La mort de Colbert, en 1683, le priva d'un protecteur efficace. Malgré la faveur du roi, Le Brun dut affronter une cabale fomentée par la jalousie de Pierre Mignard et soutenue par Louvois. La conduite des grands travaux de décoration lui fut retirée. Dans ses dernières années, Le Brun se remit à peindre des tableaux de chevalet, où le souvenir de Poussin se laisse reconnaître. La suite de la Vie de Jésus, commandée par le roi, comprend une Adoration des bergers où l'émotion naît d'un bel effet de clair-obscur, comme dans celle que Le Brun peignit pour lui-même, avec plus de ferveur encore (les deux toiles sont au Louvre). Le maître mourut alors que triomphait la cabale ; Mignard lui succéda dans toutes ses charges.

Le peintre

L'œuvre de Le Brun n'est pas seulement le témoignage d'une carrière – la plus éclatante de son siècle. Son style est mâle, grave, héroïque, parfois brutal à ses débuts. L'exécution est large, sans le raffinement d'un La Hire ou d'un Le Sueur, et le coloris moins vif et plus chaud que celui de la plupart des maîtres français du siècle. Le Brun est à l'aise dans l'allégorie, pour laquelle il trouve d'emblée des formes lisibles et vivantes. Ce don lui permet d'exceller dans la grande décoration. Cependant, le réalisme ne perd jamais ses droits ; il inspire des morceaux savoureux, surtout dans les ouvrages de la première période (par exemple le poêle et le chat du Sommeil de l'Enfant Jésus), mais encore dans certains de la maturité, comme l'escalier des Ambassadeurs ou les tapisseries de l'Histoire du roi.

Le maître d'œuvre

Le Brun n'aurait pu venir à bout de ses entreprises sans l'intervention de nombreux aides. Cela explique certaines faiblesses d'exécution, que l'on relève surtout dans les grands décors de la période versaillaise. Alors que Jean-Baptiste de Champaigne (1631-1681), Noël Coypel (1628-1707), Antoine Paillet (1626-1701), Michel II Corneille (1642-1708), Jean-Baptiste Corneille (1649-1695), René Antoine Houasse (1645-1710), etc., travaillant sous sa direction, ont préservé leur marque individuelle, d'autres peintres, tels Louis Licherie (1629-1687) ou François Verdier (1651-1730), neveu par alliance du maître, reflètent plus directement son influence. Parmi les collaborateurs de Le Brun, il faut aussi faire la part des spécialistes : Jacques Rousseau (1630-1693), qui peignait des architectures en trompe-l'œil ; Jean-Baptiste Monnoyer (1634-1699), auteur de somptueuses natures mortes ; Belin de Fontenay (1653-1715), peintre de fleurs ; sans omettre Adam Frans Van der Meulen (1632-1690), le peintre des batailles, auquel Le Brun confiait des fonds de paysage pour ses modèles de tapisserie.
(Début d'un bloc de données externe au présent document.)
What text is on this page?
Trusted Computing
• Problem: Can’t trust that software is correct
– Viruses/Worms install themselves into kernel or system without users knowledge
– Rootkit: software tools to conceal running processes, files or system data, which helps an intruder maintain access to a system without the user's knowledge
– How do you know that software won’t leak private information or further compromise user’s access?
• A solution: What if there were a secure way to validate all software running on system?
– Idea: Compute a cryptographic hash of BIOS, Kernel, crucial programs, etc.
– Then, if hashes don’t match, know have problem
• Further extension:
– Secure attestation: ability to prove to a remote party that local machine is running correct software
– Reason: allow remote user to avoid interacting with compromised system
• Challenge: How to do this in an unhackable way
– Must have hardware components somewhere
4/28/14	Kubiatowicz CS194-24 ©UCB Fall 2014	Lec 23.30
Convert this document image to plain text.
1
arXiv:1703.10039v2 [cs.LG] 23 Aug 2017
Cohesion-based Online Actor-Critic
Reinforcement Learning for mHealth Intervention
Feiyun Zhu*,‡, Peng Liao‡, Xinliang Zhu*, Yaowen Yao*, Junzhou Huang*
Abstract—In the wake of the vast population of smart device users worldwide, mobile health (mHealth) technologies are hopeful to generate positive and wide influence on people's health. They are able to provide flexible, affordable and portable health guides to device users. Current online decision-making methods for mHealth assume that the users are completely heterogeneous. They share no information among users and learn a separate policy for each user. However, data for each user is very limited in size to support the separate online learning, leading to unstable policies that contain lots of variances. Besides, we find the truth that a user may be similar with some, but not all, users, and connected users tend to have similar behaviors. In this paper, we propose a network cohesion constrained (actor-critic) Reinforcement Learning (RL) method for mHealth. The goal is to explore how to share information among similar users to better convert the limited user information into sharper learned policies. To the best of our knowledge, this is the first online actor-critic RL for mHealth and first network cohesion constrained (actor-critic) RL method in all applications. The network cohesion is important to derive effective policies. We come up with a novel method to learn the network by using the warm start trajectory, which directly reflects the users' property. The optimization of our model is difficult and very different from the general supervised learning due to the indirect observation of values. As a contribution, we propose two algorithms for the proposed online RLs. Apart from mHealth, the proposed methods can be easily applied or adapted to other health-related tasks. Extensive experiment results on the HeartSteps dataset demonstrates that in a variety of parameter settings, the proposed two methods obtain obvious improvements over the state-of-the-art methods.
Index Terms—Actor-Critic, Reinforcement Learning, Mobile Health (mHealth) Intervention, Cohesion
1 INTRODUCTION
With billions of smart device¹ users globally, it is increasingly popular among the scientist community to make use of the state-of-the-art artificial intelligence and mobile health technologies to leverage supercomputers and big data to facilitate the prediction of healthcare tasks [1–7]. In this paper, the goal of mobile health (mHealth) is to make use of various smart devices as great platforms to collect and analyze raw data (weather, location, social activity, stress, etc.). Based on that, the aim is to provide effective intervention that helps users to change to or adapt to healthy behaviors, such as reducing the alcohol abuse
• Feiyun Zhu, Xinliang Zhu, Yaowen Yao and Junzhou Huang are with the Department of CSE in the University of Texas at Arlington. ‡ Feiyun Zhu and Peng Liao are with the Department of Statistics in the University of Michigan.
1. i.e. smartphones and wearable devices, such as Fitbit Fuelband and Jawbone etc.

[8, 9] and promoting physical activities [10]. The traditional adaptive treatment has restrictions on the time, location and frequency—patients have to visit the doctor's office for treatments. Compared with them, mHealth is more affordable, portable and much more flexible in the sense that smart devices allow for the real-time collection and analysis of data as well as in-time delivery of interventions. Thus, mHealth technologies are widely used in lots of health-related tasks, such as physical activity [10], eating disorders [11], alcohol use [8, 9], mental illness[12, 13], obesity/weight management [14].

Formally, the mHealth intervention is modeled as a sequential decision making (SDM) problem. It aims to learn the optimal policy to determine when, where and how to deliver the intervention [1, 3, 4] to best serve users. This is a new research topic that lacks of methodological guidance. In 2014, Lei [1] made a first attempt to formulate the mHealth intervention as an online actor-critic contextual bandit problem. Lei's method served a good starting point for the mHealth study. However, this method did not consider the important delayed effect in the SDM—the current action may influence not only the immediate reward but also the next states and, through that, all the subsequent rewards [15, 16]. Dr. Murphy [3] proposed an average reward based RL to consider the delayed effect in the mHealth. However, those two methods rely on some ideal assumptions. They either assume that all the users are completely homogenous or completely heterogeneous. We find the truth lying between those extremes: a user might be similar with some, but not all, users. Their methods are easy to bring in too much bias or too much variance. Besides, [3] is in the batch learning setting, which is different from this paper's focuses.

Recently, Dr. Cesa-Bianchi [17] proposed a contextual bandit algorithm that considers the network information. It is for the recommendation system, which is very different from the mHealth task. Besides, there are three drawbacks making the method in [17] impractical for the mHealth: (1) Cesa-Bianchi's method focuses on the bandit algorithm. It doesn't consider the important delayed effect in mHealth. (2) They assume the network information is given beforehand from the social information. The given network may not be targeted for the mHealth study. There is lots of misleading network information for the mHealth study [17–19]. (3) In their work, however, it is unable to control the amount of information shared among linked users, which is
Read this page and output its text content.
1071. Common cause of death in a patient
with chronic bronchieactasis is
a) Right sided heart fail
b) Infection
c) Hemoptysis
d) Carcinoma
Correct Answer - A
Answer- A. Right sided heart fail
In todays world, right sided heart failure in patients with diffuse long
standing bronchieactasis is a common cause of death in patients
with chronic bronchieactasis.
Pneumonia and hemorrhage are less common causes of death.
La carrière officielle de Le Brun déborde, on l'a vu, le domaine de la peinture. La richesse incroyable de son invention est illustrée par les dessins qu'il livrait au talent des sculpteurs, des ciseleurs, des menuisiers, des orfèvres, des tapissiers. Il se contentait le plus souvent de leur fournir des « pensées » qui admettaient d'assez grandes libertés d'exécution, mais assuraient l'unité du style décoratif qui accompagne la période la plus brillante du règne de Louis XIV.